Wow 800,000 Canadians and counting with files opened, just for going to a Canadian University or College. That sounds reason to be a bit paranoid.

[quote]The Mounties cultivated informants among students and faculty at universities across the country and sometimes relied on the direct observations of RCMP members who were taking classes to further their education.[/quote]

Fellow students cultivated as Informants who then graduate and go on into the workforce and into the rest of society? Nothing to be paranoid about there, if you care about your privacy.

http://www.cannabisculture.com/articles/2499.html

[quote]According to Redden, citizens can sometimes defeat the snitch culture. He lauds Canadians for discovering a secret government database that contained information on "virtually everyone in the country."

The system tracked domestic and external travel, personal finances, and other intimate details on 33 million people.

When journalists revealed that the database was being used by spy agencies and the Mounties, 18,000 Canadians petitioned the health ministry to find out what the government knew about them. Eventually, the government was forced to dismantle the database ? or so they said.

Government officials admitted the database was insecure, and so countless copies could easily have been made by police or nosy bureaucrats.[/quote]

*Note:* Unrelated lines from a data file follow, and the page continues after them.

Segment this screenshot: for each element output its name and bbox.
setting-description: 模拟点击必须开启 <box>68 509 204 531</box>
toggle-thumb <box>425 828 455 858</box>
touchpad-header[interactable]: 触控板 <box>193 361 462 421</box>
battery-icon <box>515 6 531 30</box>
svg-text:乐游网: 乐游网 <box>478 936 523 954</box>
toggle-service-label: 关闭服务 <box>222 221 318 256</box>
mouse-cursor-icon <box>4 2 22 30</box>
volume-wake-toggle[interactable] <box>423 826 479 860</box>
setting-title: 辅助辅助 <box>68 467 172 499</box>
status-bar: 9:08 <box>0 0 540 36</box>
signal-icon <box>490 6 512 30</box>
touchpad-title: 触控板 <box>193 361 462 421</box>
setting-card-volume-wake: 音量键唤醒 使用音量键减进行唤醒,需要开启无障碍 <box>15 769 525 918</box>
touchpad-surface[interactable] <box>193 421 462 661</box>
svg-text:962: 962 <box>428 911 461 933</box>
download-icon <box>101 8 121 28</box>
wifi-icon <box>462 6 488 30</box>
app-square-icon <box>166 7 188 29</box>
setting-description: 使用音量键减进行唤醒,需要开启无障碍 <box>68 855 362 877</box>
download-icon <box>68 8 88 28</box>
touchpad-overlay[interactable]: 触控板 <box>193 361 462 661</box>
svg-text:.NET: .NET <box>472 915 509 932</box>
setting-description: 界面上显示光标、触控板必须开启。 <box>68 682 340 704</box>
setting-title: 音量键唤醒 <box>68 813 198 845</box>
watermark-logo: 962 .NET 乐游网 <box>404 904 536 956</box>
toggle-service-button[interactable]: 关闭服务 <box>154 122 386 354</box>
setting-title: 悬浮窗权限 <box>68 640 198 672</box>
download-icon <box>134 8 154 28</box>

Wow a secret government database the contained information on nearly everyone in the country. The last time I heard about something like this, it was East Germany. I wonder how a country the size of Canada, can have a secret government database with information on just about everyone. What intimate details did this system have, and how did it get this information?
They dismantled a database with information on everyone in the country, that they must have spent a great deal of time, effort and money to collect? Does anyone really believe this? Of course they do. Wow this would make some people a little paranoid.

Lastly not related to spying but an interesting link. From the people who brought you Truman Show Syndrome.

I found out that there is a military link, at least one of the male patients had a former military background.

http://thelastpsychiatrist.com/2008/07/being_the_main_character_in_yo.html

Also one of the psychiatrist that is researching Truman Show Syndrome works out of McGill University in Quebec.

http://gangstalking.wordpress.com/2008/11/29/truman-show-delusion

[quote]Gold and his brother, Dr. Ian Gold, the Canada research chair in philosophy and psychiatry at McGill University in Montreal, came up with the term “Truman Show delusion.”[/quote]

If you will remember the MK Ultra mind control experiments which the Canadian and U.S. government agreed to, were conducted by McGill University in Montreal, Dr Ewen Cameron’s old haunt. Ewen Cameron is the doctor that was at the heart of the MK Ultra experiments and McGill is the very University that allowed them.

Also many of complaints about Gang Stalking in Canada are coming out of Toronto and Vancouver Canada. I have seen at least one news article on this for Vancouver, but I don't think I have seen any articles about this subject out of Toronto yet, which based on the complains is an epicenter for Gang Stalking.

This is all fun stuff to know. So should Canadians be more concerned, more paranoid, or is there
really nothing to see here? Only time will tell.